So, as it turned out the name SoDeRa might be already reserved (hehe) and due to copyright reasons they changed their name to LimeSDR. To get their project out of the ground they started a crowdfunding campaign with a goal of 500k USD. In their campaign the price for a single board is 299 USD for regular backers, but there is an early bird special for a price of 199 USD. And guess who got one of the cheaper boards. While it won’t come with any case i think it’s worth the 100 bucks off. As the functionality stays the same. There is also a PCIe version available.

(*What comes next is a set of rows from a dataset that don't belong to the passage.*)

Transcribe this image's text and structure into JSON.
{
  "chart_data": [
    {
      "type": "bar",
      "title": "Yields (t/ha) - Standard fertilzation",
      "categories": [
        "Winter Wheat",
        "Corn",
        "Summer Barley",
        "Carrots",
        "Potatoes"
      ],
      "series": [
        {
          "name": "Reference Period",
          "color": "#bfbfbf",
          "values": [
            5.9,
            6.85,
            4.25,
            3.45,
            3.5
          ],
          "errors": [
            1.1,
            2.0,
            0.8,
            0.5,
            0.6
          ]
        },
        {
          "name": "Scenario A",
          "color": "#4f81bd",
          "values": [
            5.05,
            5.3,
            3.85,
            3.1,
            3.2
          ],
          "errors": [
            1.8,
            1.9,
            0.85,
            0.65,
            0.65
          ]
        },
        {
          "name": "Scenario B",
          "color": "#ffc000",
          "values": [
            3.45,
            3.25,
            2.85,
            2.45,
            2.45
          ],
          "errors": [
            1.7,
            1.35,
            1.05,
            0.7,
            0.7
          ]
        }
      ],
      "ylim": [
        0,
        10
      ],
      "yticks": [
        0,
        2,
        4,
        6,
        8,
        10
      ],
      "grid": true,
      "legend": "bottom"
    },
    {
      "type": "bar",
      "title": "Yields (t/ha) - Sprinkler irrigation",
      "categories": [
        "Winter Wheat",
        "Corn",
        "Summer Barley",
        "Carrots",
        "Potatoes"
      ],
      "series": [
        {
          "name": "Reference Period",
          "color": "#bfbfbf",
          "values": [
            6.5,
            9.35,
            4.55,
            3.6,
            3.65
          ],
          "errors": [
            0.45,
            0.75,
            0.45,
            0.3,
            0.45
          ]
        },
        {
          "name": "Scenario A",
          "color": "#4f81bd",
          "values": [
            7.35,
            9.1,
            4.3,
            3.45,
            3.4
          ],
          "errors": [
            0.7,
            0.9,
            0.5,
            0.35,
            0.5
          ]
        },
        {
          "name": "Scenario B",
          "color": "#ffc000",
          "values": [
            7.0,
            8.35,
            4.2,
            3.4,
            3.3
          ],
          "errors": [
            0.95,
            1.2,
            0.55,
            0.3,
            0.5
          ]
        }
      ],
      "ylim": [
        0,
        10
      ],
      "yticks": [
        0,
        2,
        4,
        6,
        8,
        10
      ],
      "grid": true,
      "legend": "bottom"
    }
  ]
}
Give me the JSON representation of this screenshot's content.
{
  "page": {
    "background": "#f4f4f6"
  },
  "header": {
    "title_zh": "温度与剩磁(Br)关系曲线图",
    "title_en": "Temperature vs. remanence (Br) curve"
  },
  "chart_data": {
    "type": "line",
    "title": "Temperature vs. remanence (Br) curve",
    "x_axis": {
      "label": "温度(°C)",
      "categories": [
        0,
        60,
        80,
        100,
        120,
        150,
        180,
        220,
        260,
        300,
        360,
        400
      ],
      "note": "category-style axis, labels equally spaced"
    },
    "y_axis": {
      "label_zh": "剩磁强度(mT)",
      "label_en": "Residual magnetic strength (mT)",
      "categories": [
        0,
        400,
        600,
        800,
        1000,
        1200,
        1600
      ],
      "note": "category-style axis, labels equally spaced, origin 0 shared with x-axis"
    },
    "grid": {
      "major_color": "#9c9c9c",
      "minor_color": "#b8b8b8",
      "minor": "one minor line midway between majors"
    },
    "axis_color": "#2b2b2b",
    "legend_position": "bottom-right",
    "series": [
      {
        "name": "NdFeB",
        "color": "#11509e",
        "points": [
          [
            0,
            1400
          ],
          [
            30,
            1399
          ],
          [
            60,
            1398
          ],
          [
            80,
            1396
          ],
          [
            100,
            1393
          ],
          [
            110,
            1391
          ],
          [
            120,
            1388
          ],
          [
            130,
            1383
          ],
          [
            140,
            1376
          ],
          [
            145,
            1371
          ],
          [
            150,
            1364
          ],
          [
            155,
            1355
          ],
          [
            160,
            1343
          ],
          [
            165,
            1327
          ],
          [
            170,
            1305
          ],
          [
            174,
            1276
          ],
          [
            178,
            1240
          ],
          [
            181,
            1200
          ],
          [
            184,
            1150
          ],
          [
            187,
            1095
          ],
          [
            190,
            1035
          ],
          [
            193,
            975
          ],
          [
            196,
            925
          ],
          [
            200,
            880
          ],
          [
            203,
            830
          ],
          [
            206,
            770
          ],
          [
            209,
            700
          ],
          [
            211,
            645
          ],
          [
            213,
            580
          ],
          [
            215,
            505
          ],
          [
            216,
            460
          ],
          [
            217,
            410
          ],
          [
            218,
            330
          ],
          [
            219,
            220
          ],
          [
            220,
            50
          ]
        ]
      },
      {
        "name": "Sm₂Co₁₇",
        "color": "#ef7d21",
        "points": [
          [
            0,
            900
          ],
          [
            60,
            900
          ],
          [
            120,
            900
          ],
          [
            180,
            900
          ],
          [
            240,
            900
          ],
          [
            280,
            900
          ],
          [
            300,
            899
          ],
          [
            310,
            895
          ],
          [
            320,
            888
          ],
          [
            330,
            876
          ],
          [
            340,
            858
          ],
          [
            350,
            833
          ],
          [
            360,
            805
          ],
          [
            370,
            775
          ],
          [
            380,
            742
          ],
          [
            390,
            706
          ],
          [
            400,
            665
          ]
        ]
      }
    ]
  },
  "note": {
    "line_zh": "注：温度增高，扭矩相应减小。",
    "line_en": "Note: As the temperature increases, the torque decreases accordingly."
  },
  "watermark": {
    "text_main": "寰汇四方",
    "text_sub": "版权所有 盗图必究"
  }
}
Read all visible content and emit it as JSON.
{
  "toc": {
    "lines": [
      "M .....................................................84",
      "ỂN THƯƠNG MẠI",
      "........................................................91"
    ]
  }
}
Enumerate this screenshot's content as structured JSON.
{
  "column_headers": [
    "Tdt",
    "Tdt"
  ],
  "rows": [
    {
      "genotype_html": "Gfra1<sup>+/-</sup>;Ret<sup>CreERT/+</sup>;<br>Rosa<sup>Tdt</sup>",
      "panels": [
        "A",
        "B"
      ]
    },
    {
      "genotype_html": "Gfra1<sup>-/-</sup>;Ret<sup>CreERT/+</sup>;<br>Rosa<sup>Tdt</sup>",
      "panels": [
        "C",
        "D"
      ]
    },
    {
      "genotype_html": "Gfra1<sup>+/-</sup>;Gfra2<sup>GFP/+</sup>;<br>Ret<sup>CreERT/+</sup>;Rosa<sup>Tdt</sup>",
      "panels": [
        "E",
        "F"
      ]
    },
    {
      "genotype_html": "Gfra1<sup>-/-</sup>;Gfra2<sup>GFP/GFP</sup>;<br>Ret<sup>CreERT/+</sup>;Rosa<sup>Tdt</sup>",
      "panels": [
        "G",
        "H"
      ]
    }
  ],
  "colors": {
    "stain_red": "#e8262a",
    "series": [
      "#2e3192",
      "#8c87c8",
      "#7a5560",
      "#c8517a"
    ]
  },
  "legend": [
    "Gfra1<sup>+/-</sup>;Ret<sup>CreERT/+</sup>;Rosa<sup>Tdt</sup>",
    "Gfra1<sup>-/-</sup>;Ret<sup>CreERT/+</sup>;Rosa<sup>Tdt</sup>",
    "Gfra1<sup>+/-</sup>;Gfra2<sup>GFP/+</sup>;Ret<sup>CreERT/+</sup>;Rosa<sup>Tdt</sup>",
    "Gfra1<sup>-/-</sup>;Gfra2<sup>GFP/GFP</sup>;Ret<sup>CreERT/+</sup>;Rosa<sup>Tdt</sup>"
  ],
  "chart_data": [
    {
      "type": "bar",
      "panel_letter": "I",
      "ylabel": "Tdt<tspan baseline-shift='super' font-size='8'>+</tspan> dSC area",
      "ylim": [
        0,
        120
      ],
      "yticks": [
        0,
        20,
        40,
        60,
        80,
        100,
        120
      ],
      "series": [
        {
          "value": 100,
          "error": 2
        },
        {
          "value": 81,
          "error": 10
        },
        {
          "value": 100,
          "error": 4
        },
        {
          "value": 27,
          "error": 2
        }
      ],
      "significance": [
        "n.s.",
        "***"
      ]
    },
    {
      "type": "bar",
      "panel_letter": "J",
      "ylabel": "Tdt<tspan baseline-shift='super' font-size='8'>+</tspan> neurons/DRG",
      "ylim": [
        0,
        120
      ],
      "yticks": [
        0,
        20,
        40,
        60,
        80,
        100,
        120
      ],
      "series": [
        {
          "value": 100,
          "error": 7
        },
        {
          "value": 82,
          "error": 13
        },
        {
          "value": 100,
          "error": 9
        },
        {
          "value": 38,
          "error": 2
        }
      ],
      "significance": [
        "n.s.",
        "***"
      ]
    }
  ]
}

More of the description says:
LimeSDR is a low cost, open source, apps-enabled (more on that later) software defined radio (SDR) platform that can be used to support just about any type of wireless communication standard. LimeSDR can send and receive UMTS, LTE, GSM, LoRa, Bluetooth, Zigbee, RFID, and Digital Broadcasting, to name but a few.
While most SDRs have remained in the domain of RF and protocol experts, LimeSDR is usable by anyone familiar with the idea of an app store – it’s the first SDR to integrate with Snappy Ubuntu Core. This means you can easily download new LimeSDR apps from developers around the world. If you’re a developer yourself, you can share and/or sell your LimeSDR apps through Snappy Ubuntu Core as well.
The LimeSDR platform gives students, inventors, and developers an intelligent and flexible device for manipulating wireless signals, so they can learn, experiment, and develop with freedom from limited functionality and expensive proprietary devices.
The LimeSDR can tune from 100 kHz – 3.8 GHz, can have a bandwidth of up to 61.44 MHz, uses a 12-bit ADC, has two transmit channels, two receive channels, is full duplex and comes with a 4 PPM stable oscillator. To achieve such a high bandwidth the board requires a USB 3.0 connection, and will likely require a modern PC to reach a high bandwidth. From its pricing and specs it looks like it can be thought of a next generation HackRF, or lower cost version of the high end Ettus SDR’s.